Whatever it was—the energy of the streets, the struggle to survive, or the power of their love—it was enough to transform her from a victim to a conqueror, from a little girl to a woman. It was enough to make her into someone she had always wanted to be.
As the doors closed and the train pulled away from the station, she was concerned with only one thing—their next move.
“Where do you think we should go?” she asked, laying her head on Jamal’s shoulder.
“I don’t know,” he said. “But wherever it is, I want it to be away from all this.”
“Away from all what?” she said, looking up at him.
“My father, your father, the drugs, the guns, the lies, everything.”
He looked at her and imagined that she was still the little girl he’d met five years before.

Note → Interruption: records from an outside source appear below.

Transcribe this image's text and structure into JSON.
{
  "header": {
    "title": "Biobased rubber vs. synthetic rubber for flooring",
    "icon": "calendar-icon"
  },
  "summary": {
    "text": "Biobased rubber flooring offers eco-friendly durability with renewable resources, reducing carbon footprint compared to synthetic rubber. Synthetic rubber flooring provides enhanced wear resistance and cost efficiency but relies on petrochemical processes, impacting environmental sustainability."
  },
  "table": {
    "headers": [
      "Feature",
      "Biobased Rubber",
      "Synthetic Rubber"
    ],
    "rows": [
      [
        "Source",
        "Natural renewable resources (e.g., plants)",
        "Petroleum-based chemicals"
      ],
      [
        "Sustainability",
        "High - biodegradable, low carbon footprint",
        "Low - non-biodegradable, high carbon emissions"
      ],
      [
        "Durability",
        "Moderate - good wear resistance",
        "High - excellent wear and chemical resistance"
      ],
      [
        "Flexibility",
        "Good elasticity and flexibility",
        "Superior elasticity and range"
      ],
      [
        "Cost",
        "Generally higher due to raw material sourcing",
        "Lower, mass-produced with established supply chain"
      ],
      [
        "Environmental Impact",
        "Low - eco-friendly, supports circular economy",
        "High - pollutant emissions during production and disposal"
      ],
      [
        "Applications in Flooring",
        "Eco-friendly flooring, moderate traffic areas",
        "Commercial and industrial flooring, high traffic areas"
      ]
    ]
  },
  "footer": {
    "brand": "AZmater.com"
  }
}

“I want to go someplace where we can be those two little kids again. Where it don’t matter what family we from. I wanna go where we ain’t gotta be lookin’ over our shoulders to see who comin’ at us, tryin’ to take what’s ours.”
Keisha furled her brow. “We don’t have anything that anyone would want to take.”
“You wrong,” Jamal said. “We got what everybody else tryin’ to get. All them people chasin’ paper, chasin’ men, chasin’ women, chasin’ ghosts, they tryin’ to get what we got. They tryin’ to get somebody to care about them.”
Jamal shook his head and sat back in the seat. “You got people out here doin’ whatever—workin’ theyself to death, slingin’ dope, sellin’ ass, takin’ loot—doin’ whatever they gotta do just to get somebody to notice them. And you know what? None o’ that shit they doin’ don’t mean nothin’.”
Keisha looked out the window as the train passed by spray-painted names scrawled upon walls, and wondered if the people who’d written them were looking for someone to notice them.